In a recent landmark ruling, India's Supreme Court followed the lead of 22 Muslim countries -- including Pakistan and Bangladesh -- by outlawing the Islamic practice according to which a husband is able to divorce his wife instantly by uttering the word talaq (Arabic for "divorce") three times -- including by text or voice mail. The decision was not unanimous. A minority of the judges argued that banning "triple talaq" would be a violation of the Indian constitution, which protects religious freedom.
The majority of the judges nevertheless determined that "triple talaq" was actually "against the basic tenets of the Holy Quran," and "what is bad in theology is bad in law as well." According to the decision, the practice was in violation of Article 14 of India's constitution, which guarantees the right to equality.
The verdict was the result of a petition filed by five Muslim women whose "triple talaq" divorces left them destitute, all because of undue powers bestowed upon their husbands by radical clerics. The verdict was an enormous relief to them, and other women like them across India. Its broader message, however, needs to serve as a road map. And a warning. In the West, the supposed dangers of multiculturalism are still regarded as more important than human rights.
In Britain, abusive practices against Muslim women are still undertaken by Sharia Councils with impunity. These practices include "triple talaq," halala (a ritual enabling a divorced Muslim woman to remarry her husband only by first wedding someone else, consummating the union, and then being divorced by him) and iddah, a mandatory waiting period of three menstrual cycles before a divorced woman is allowed to remarry.
These Sharia Councils in the U.K. have been running unofficial parallel justice systems "everywhere in the country," performing weddings and decreeing divorces according to the strictest interpretation of Islam.
In spite a liberal marriage contract issued in 2008 by the Muslim Institute, guaranteeing equal rights to British Muslim women (including the banning of forced marriages) -- which was endorsed by the Muslim Council of Britain, the Islamic Sharia Council and other prominent Islamic groups -- virtually nothing has changed. Britain's Forced Marriage Unit reported 1,428 cases of forced marriages in 2016 alone. All Britain would need to do is enforce its own laws.
The U.K. is not the only Western country afflicted by and succumbing to such practices. In Australia, for instance, a self-appointed arbitration group called Sharia Mediation has been handling family disputes on issues covered by Australian law. In other words, as in Britain, Australia has a parallel Islamic legal system operating under its nose.
In the United States, as well, a body was established in 2015 in Dallas, Texas to arbitrate disputes among the area's growing Muslim population. Although this Islamic "tribunal" is said to issue nonbinding decisions -- and is being likened to Jewish rabbinical courts and Catholic tribunals -- its opponents fear it will mimic Sharia courts in the Middle Eastern countries.
In Canada, the practice has been going on for more than a decade.

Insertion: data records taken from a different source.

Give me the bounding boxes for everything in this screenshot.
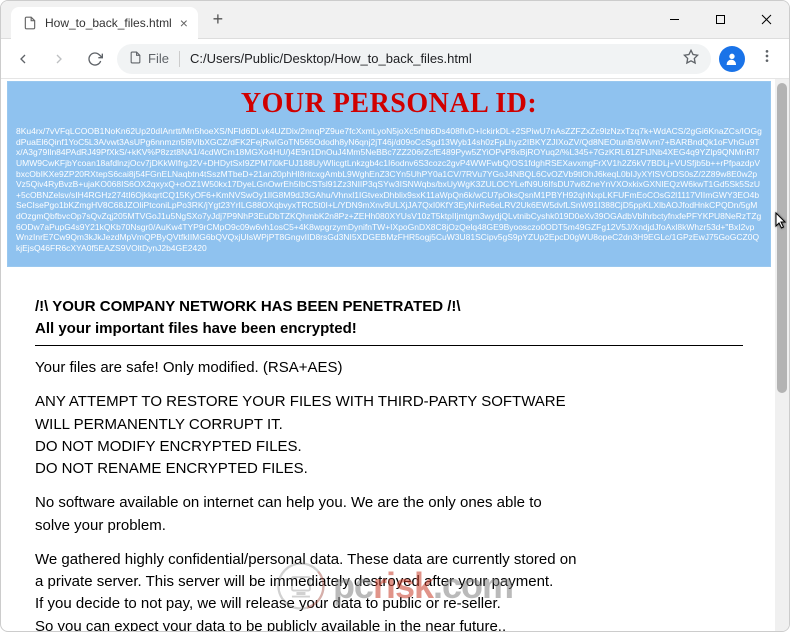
scroll-thumb[interactable] xyxy=(777,83,787,393)
browser-window: How_to_back_files.html × + xyxy=(0,0,790,632)
separator xyxy=(35,345,743,346)
nosoft-line-1: No software available on internet can he… xyxy=(35,493,743,513)
file-scheme-icon xyxy=(129,51,142,67)
vertical-scrollbar[interactable] xyxy=(775,79,789,631)
url-input[interactable] xyxy=(190,51,673,66)
maximize-button[interactable] xyxy=(697,1,743,38)
gather-line-3: If you decide to not pay, we will releas… xyxy=(35,594,743,614)
url-scheme-label: File xyxy=(148,51,169,66)
star-icon[interactable] xyxy=(683,49,699,68)
gather-line-2: a private server. This server will be im… xyxy=(35,572,743,592)
gather-line-4: So you can expect your data to be public… xyxy=(35,617,743,632)
personal-id-hex: 8Ku4rx/7vVFqLCOOB1NoKn62Up20dIAnrtt/Mn5h… xyxy=(16,126,762,254)
reload-button[interactable] xyxy=(81,45,109,73)
warn-line-3: DO NOT MODIFY ENCRYPTED FILES. xyxy=(35,437,743,457)
warn-line-4: DO NOT RENAME ENCRYPTED FILES. xyxy=(35,459,743,479)
viewport: YOUR PERSONAL ID: 8Ku4rx/7vVFqLCOOB1NoKn… xyxy=(1,79,789,631)
ransom-body: /!\ YOUR COMPANY NETWORK HAS BEEN PENETR… xyxy=(7,267,771,632)
file-icon xyxy=(23,16,37,30)
nosoft-line-2: solve your problem. xyxy=(35,516,743,536)
warn-line-2: WILL PERMANENTLY CORRUPT IT. xyxy=(35,415,743,435)
close-window-button[interactable] xyxy=(743,1,789,38)
encrypted-line: All your important files have been encry… xyxy=(35,319,743,339)
window-controls xyxy=(651,1,789,38)
titlebar: How_to_back_files.html × + xyxy=(1,1,789,39)
personal-id-title: YOUR PERSONAL ID: xyxy=(16,88,762,120)
safe-line: Your files are safe! Only modified. (RSA… xyxy=(35,358,743,378)
warn-line-1: ANY ATTEMPT TO RESTORE YOUR FILES WITH T… xyxy=(35,392,743,412)
page-content: YOUR PERSONAL ID: 8Ku4rx/7vVFqLCOOB1NoKn… xyxy=(1,79,775,631)
profile-avatar[interactable] xyxy=(719,46,745,72)
new-tab-button[interactable]: + xyxy=(204,9,232,30)
toolbar: File xyxy=(1,39,789,79)
menu-button[interactable] xyxy=(753,48,781,69)
personal-id-block: YOUR PERSONAL ID: 8Ku4rx/7vVFqLCOOB1NoKn… xyxy=(7,81,771,267)
browser-tab[interactable]: How_to_back_files.html × xyxy=(11,7,198,39)
minimize-button[interactable] xyxy=(651,1,697,38)
gather-line-1: We gathered highly confidential/personal… xyxy=(35,550,743,570)
address-bar[interactable]: File xyxy=(117,44,711,74)
tab-close-button[interactable]: × xyxy=(180,15,188,31)
tab-title: How_to_back_files.html xyxy=(45,16,172,30)
forward-button[interactable] xyxy=(45,45,73,73)
penetrated-line: /!\ YOUR COMPANY NETWORK HAS BEEN PENETR… xyxy=(35,297,743,317)
back-button[interactable] xyxy=(9,45,37,73)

In 2004, the province of Ontario authorized the use of Sharia arbitration in matters of "property, marriage, divorce, custody and inheritance." The law enabling this -- the Arbitration Act -- was passed in 1991, to ease the "overloaded court system."
What supporters of this form of multiculturalism fail to realize -- or refuse to acknowledge -- is that the very existence of Sharia-compliant tribunals is not only a threat to modern justice, but necessarily abets the abuse of Muslim women, lack of equality, and the total lack of equal justice under law.
It is crucial for Western democracies to outlaw archaic practices that rob women and others of their rights, and to cease enabling these laws in the name of "religious freedom." In truth, justice is denied. India just took a stand in the right direction. Britain, Australia, the U.S. and Canada can and should follow.
Khadija Khan is a Pakistani journalist and commentator, currently based in Germany.